From this point on....

From this point on....

Saturday, September 19, 2009

Finally!

So Sorry it has been so long since I last posted anything. A few things have been going on that have taken up my time and energy. First off I moved. Yup, I finally got out of the uncomfortable situation I was in and got my own place. It is amazing. Sure I don't live on the pretties looking street (Vine...those that know it know what I mean) but when you walk through that tunnel and you come out the other end and all you see are flowers and trees and vines growing everywhere you think "is this real." It is perfection. I am so happy at my new place, however, as with every new place it has its flaws. For instance it has very old wiring, plumbing, and appliances. This is ok by me except that I have no where to plug anything in because there are a total of 3 outlets in my entire apartment. What were they thinking....oh thats right it was built before we relied on all of these crazy things like computers and microwaves. But besides that it is amazingly safe and quiet and I love it.

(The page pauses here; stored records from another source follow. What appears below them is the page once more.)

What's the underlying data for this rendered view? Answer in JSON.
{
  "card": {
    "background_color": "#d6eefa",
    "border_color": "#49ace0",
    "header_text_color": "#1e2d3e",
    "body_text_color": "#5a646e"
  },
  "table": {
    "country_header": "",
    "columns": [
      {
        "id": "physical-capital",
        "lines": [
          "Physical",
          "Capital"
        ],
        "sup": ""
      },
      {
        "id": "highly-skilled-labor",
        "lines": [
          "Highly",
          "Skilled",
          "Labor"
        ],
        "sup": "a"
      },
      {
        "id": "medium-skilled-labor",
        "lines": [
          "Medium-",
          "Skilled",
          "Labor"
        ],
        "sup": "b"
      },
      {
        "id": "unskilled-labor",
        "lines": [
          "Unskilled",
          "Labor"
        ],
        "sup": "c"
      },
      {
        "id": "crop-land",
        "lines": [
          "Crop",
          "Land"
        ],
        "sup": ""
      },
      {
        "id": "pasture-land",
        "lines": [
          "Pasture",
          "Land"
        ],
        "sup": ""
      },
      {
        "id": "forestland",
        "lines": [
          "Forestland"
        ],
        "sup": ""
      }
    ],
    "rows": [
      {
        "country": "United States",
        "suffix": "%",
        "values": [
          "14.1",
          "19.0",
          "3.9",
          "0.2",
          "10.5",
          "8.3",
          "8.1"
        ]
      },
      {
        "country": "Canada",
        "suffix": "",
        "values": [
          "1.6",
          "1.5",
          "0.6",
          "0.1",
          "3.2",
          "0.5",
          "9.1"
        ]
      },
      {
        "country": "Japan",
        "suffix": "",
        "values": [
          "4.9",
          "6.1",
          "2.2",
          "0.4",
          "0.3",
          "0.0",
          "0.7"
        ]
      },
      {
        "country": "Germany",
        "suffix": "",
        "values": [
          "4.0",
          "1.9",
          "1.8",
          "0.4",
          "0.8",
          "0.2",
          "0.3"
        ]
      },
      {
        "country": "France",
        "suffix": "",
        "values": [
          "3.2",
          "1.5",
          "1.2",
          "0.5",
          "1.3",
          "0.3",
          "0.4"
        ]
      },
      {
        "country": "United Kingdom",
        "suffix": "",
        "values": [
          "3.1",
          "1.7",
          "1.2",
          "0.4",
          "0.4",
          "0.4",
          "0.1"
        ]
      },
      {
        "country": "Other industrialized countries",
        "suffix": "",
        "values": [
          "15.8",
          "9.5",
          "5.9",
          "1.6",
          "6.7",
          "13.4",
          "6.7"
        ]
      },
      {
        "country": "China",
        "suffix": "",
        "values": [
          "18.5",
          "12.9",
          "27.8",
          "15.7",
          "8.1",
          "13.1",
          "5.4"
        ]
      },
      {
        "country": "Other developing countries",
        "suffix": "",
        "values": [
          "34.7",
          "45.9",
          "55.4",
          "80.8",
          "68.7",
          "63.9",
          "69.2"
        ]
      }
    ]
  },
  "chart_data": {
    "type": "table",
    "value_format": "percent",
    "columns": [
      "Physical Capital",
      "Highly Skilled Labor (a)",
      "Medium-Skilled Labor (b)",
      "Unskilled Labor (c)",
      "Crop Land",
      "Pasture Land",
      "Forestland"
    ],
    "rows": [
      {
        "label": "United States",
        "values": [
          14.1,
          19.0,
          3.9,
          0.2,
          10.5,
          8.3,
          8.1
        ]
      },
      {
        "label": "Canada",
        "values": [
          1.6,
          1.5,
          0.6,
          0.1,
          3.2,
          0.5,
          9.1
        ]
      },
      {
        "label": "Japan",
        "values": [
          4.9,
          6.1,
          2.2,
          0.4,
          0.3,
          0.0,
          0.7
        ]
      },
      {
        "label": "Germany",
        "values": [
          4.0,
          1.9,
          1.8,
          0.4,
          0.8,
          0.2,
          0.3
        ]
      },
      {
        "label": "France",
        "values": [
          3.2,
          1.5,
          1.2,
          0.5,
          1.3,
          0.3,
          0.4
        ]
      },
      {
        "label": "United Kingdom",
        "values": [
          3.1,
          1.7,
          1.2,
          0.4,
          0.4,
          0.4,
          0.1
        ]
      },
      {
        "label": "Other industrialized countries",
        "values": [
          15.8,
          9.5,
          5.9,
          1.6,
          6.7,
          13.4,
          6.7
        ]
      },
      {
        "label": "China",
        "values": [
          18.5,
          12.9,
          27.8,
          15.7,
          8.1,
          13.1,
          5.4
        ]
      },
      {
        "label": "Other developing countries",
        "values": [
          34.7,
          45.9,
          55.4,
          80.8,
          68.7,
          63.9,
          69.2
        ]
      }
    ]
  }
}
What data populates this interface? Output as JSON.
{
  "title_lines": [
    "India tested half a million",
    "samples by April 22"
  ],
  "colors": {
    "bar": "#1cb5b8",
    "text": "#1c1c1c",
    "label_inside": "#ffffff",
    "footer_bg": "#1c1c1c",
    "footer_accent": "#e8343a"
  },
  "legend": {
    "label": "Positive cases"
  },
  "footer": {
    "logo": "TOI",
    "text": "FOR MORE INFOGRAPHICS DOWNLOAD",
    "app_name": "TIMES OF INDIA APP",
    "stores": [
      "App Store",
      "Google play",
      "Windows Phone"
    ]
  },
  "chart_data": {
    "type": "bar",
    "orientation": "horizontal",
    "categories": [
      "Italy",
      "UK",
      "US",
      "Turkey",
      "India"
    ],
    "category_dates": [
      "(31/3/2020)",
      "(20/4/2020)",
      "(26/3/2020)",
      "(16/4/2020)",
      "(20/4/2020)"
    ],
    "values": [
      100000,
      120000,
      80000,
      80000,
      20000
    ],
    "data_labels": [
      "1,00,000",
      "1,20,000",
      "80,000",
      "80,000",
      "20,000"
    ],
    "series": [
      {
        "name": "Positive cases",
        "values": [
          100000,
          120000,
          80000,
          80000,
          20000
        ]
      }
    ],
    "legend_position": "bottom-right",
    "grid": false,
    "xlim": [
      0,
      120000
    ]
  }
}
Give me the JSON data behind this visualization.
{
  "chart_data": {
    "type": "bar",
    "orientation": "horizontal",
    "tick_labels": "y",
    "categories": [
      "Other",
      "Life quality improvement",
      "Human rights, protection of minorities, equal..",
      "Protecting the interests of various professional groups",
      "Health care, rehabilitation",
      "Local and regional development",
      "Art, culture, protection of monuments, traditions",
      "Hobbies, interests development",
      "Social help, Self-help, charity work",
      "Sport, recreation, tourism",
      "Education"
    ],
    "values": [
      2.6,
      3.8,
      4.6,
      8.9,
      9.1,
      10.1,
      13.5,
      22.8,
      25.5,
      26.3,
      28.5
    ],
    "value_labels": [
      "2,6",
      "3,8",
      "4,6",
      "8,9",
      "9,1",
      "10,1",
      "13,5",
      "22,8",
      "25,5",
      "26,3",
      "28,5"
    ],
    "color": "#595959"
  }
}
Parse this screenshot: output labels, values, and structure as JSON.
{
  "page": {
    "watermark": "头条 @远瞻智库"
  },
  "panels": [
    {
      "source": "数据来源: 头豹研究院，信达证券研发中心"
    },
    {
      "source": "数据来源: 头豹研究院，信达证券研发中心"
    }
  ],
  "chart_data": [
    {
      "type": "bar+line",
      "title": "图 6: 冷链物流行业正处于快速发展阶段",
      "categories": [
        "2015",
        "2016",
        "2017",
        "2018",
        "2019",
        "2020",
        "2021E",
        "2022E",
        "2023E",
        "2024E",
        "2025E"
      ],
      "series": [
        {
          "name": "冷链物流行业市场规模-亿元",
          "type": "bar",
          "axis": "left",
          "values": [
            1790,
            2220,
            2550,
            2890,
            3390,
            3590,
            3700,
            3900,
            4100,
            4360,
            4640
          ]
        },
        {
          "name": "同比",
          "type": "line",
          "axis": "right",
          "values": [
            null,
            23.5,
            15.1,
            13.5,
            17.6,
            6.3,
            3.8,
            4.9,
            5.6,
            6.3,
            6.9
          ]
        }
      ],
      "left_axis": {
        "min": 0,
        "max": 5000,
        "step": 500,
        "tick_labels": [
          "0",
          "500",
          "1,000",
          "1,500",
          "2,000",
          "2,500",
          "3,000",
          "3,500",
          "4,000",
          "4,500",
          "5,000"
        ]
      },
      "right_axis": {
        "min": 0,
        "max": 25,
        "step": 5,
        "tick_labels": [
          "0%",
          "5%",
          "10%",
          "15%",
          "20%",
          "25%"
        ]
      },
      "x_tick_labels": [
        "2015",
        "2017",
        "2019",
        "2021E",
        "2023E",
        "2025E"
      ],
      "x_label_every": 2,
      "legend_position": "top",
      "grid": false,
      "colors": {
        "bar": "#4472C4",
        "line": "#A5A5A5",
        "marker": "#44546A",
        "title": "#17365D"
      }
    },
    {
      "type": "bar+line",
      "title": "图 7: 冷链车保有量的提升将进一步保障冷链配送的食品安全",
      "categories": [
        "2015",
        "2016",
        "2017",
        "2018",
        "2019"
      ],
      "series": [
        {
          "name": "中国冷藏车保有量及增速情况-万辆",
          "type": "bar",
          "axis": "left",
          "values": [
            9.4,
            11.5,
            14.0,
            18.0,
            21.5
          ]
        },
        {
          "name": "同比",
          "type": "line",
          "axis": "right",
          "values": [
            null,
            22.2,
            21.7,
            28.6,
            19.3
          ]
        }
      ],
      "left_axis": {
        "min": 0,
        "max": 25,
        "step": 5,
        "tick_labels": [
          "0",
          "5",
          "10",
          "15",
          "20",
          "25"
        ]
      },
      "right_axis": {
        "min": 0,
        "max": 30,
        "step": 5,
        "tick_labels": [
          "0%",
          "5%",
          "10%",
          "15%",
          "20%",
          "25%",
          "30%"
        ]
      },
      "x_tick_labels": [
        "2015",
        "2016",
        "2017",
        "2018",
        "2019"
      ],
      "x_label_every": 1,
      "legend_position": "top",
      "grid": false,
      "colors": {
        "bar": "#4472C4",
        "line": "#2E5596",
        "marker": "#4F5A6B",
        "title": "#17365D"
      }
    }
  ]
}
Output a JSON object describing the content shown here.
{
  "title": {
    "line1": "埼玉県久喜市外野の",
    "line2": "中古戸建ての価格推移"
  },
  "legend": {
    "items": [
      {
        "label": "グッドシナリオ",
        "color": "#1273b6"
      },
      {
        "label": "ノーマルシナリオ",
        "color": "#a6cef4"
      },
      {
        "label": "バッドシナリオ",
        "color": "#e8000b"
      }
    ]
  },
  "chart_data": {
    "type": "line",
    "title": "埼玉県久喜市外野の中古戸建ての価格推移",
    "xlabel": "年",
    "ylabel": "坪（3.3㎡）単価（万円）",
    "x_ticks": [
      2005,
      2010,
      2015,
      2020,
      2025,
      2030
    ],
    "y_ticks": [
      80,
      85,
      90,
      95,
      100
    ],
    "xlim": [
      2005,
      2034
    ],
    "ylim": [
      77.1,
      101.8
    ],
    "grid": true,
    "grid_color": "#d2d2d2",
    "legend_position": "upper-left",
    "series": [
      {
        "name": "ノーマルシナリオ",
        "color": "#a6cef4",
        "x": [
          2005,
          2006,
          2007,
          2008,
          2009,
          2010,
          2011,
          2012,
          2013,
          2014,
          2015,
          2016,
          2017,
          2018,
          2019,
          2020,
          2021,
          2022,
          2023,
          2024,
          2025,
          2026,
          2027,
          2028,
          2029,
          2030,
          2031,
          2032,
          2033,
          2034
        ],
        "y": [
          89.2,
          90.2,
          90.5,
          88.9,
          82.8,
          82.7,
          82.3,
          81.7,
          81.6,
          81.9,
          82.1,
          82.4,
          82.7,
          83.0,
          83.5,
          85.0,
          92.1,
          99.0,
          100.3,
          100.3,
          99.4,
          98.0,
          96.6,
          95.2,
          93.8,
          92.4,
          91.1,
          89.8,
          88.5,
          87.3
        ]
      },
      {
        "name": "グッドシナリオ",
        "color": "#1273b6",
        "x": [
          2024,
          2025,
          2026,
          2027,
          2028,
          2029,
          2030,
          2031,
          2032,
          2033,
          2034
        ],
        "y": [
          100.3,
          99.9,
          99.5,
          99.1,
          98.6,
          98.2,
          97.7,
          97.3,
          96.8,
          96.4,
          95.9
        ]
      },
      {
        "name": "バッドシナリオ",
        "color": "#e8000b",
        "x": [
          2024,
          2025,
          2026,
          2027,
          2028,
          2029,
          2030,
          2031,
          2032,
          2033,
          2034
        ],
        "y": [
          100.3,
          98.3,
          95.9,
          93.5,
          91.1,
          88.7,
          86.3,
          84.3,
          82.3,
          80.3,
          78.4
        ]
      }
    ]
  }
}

Second, my job is stressing me out beyond belief and I don't even do anything remotely important. How sad is that. I want to think that people would be lost if I wasn't around but that is a joke. I am totally replaceable which makes it even harder. I love the music industry but when you work for a company that doesn't realize that I need two other jobs just to pay rent...you know you are under appreciated. The other thing that makes it so hard is that I did not come to LA to update artists myspace pages. I want to work in music supervision or publishing. I have just recently started really researching this to death so that when I get the opportunity to do something along these lines I am ready. I have signed up for a conference in Beverly Hills (damn straight) that will help a lot. Now, grated it only cost me an arm and a leg to get into this conference and I have officially increased my credit card debt because of it, but I hope that one day it will all be worth it.

Third, I want to come home. There I said it. Things in Michigan are so much easier. I know that if I go back it wont be the same but I miss it so much. Its hard to explain to people that a phone call does not replace seeing someone in person. I need that personal contact to get me through the day. I have never been a loner and I probably never will but I am alone out here a majority of the time. I have made some good friends but I still feel uncomfortable totally being myself. Its hard when you have made friends, mostly from work since that is all I seem to be doings, but you don't know 100% that you can trust them but they are all you have. I want to believe that they will be there for me if I need them but I cannot ask that of people I have only been associated with for a few months. I'm sure they feel the same way. Oh and dating anyone out here is totally out of the questions. Holy crap the guys out here are crazy! I don't even know how to describe them. Ok here it goes...most of the men seem to be self centered, ego driven, controlling and always looking for someone better. What is that? I have been in LA for Less than three months and I already know I want nothing more then friendship from any of them. I guess that is a good thing since my love life was a mess before I even moved out here.

Alright Im falling alseep so its time to call it a night. I will attempt to stay on top of this now that I have internet in my new place (only took two weeks....story for another time).

Siting - Michael Johns and Brooke White - at Boarders for an Instore I was hosting.
Music - Anything by Passion Pit
Quote - "Claving a good time...Clavalanche....anything CLAV related!"